Activist Found Not Guilty and Then Sent to Jail

At Helensburgh District Court today a Trident Ploughshares activist was found not guilty on a charge of breach of the peace but was arrested immediately afterwards and taken to Greenock Prison because of an unpaid fine for a previous anti-Trident action.

Clive Fudge, from Norwich, had taken part in a blockade in November 1999 at the main gate of Coulport Armaments Depot where Trident warheads are stored. Under cross-examination by Clive the second police witness admitted he was not sure whether any traffic had been held up by the blockade. Clive argued that not only were the facts not proved but that the Fiscal’s assertion that his behaviour could reasonably be expected to cause alarm, had no basis.

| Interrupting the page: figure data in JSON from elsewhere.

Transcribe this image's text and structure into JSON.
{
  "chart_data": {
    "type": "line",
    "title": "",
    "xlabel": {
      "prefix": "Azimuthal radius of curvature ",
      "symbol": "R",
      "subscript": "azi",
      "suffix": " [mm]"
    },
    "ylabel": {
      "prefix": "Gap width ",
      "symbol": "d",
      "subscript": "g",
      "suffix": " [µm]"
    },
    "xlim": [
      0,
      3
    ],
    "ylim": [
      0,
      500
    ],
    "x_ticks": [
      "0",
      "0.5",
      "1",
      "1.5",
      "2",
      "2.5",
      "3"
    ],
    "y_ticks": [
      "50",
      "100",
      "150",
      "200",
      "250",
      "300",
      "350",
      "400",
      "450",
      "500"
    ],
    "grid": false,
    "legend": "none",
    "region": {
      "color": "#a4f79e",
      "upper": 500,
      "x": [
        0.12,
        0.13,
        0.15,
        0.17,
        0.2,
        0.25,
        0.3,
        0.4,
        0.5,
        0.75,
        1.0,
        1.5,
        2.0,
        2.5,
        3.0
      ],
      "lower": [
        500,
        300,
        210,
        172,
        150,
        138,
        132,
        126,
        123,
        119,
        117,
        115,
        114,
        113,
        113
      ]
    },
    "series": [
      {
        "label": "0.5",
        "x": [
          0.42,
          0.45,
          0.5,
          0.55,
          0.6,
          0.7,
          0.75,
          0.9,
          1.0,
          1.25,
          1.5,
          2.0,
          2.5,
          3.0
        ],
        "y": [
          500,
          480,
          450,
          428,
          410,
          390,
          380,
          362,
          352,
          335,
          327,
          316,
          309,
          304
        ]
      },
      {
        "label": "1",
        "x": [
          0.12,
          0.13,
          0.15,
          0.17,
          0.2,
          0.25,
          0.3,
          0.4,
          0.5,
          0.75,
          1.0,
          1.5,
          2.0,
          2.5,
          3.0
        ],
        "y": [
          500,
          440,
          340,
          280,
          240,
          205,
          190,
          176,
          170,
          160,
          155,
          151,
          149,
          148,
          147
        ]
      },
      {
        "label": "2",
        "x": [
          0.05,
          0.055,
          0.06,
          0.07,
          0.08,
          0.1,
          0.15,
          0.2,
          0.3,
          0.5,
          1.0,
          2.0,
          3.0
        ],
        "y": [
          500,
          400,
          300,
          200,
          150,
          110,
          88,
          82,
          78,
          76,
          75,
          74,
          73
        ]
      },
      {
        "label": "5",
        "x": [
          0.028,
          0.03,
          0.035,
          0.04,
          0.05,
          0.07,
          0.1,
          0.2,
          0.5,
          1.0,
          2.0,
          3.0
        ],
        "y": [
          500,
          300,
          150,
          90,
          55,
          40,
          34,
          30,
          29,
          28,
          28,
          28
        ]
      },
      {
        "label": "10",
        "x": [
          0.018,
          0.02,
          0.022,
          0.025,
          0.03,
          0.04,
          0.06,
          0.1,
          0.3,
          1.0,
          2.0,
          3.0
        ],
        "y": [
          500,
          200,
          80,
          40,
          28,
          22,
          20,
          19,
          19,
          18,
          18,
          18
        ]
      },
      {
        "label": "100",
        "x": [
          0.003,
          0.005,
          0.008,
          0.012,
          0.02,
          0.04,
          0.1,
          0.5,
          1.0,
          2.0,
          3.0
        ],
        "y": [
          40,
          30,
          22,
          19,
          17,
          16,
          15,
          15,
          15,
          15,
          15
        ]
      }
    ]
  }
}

Justice of the Peace Viv Dance found him not guilty because the evidence presented was not adequate for her to convict. A court source later explained that her decision was based on both the weak police evidence and Clive’s convincing argument about the issue of alarm. Two police officers waiting just outside the court handcuffed Clive and took him away to serve his seven-day sentence.

Also today at the same court five Trident Ploughshares activists were facing breach of the peace charges arising from the Crimebusters blockade of Faslane on 14th February this year when 185 people were arrested. Marcus Armstrong (40), a counsellor from Milton Keynes, ended his powerful witness statement by telling the story of Japanese girl Sadako who began, as she lay dying from nuclear sickness after the Hiroshima bomb, to make a thousand paper cranes. When she died her classmates completed the task and her statue is now surrounded by paper cranes from all across the globe. As he spoke, Marcus placed some cranes on the table in front of him. He was found guilty and fined £100. Lyn Bliss (48), a systems analyst from Luton, told the court: "It makes a mockery of British justice that I am on trial when the people actually committing the breach of the peace, those who approve and run the Trident system, are not." She was also fined £100.

Mary Millington (52), a teacher from South Wales, told the court that she had not committed a breach of the peace. No one had been alarmed by her behaviour. After her arrest, as she waited in a long queue in the pouring rain to be processed by the police she had watched the cars in the roadway and no one had been upset or angry -they were simply bored, resigned or amused. She called as a witness in her defence Ray Davies, a County Borough Councillor from Wales, who had also been arrested. Giving evidence, Ray said: Nuclear weapons threaten the planet. I want the planet to survive for my children and grandchildren and all the children in the world." Mary Millington was found guilty and fined £100.

Three other activists had their pleas of not guilty accepted by the court due to missing Crown witnesses.